Analyze the climax in Charles Dickens' "Hard Times."
The climax of this story is when Louisa, having been discovered in an attempt to elope with James Harthouse, chooses not only to give up the elopement, but to return to her father's house and not her husbands. A few different conflicts come to a head in this choice. First is Louisa's conflict with herself. She originally married Bounderby for the sake of her family, and not for love. Here is a brief exchange between Louisa and her father over the proposal:
'Father,' pursued Louisa in exactly the same voice as before, 'do you ask me to love Mr. Bounderby?'
'My dear Louisa, no."
It was a large mistake. She did not have a good understanding of Bounderby's character when she married him, and found that he was impossible to live with. She was miserable.

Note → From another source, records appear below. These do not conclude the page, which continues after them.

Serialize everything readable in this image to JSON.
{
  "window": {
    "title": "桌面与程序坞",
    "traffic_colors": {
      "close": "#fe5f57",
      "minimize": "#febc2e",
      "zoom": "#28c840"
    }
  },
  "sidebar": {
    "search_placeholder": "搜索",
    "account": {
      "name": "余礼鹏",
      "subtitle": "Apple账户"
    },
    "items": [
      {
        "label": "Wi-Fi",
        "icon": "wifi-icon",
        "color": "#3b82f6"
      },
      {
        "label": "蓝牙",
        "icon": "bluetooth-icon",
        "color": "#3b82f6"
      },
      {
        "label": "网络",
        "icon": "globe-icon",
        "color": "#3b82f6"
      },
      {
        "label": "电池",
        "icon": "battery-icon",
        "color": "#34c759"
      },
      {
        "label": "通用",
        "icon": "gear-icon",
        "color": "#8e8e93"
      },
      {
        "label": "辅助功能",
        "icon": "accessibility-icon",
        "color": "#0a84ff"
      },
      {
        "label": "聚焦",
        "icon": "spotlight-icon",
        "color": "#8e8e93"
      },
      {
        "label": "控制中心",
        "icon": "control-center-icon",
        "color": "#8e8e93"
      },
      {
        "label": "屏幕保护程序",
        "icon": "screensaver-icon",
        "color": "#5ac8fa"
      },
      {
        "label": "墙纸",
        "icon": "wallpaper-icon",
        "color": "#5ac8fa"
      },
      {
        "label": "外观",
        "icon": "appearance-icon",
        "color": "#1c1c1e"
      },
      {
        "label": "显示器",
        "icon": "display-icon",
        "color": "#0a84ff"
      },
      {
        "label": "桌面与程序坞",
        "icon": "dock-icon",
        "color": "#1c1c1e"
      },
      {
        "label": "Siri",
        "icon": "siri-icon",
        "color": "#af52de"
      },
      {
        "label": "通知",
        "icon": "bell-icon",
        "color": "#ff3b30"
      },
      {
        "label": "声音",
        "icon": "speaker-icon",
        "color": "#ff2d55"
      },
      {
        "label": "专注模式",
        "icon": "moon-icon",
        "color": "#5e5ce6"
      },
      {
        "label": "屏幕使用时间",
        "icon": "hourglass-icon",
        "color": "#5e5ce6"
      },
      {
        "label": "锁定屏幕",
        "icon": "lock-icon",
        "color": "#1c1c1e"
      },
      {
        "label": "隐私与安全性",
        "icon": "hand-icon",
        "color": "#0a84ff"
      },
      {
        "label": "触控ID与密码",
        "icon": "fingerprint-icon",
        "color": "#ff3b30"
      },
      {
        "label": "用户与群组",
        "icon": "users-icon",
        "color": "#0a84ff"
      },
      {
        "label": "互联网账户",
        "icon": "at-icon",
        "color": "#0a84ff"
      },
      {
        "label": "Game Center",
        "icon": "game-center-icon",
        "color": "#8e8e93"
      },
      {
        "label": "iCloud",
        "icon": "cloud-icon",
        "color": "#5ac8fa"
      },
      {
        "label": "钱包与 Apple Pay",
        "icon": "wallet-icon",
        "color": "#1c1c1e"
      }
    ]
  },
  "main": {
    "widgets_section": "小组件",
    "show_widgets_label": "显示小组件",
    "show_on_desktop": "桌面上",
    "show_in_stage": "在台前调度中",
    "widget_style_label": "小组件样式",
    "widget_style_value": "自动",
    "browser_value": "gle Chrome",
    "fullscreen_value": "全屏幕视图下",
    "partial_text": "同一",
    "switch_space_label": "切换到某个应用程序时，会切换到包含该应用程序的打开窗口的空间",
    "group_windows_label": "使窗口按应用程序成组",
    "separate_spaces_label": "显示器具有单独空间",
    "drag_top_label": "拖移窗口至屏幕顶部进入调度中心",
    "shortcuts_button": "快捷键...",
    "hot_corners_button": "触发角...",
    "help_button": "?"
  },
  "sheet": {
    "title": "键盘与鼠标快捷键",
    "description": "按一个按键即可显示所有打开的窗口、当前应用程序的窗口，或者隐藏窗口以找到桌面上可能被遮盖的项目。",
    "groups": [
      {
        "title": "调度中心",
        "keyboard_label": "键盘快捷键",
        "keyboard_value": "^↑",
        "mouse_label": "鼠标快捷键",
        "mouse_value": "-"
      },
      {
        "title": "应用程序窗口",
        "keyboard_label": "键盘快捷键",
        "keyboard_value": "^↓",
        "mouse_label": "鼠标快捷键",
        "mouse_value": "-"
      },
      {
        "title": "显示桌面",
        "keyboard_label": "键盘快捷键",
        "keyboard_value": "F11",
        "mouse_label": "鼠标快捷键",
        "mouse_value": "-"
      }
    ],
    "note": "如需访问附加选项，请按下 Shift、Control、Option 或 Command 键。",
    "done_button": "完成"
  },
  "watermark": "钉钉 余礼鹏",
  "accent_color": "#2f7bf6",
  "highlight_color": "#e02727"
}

Enter Harthouse, who presents a contrast to the passionless life Louisa has always lived. She gets involved with him to escape the hopelessness of her own life. But, again, she doesn't love him. By choosing to leave Harthouse, and to return home, Louisa is accepting that her choices have been a mistake and she must start over at home.
Her return to home also allows Gradgrind to see full force the consequences of his "all fact" way of life. In facing his daughter at this point, he is able to understand that his education of her has been deficient, and that he should have also been teaching emotional knowledge with the factual.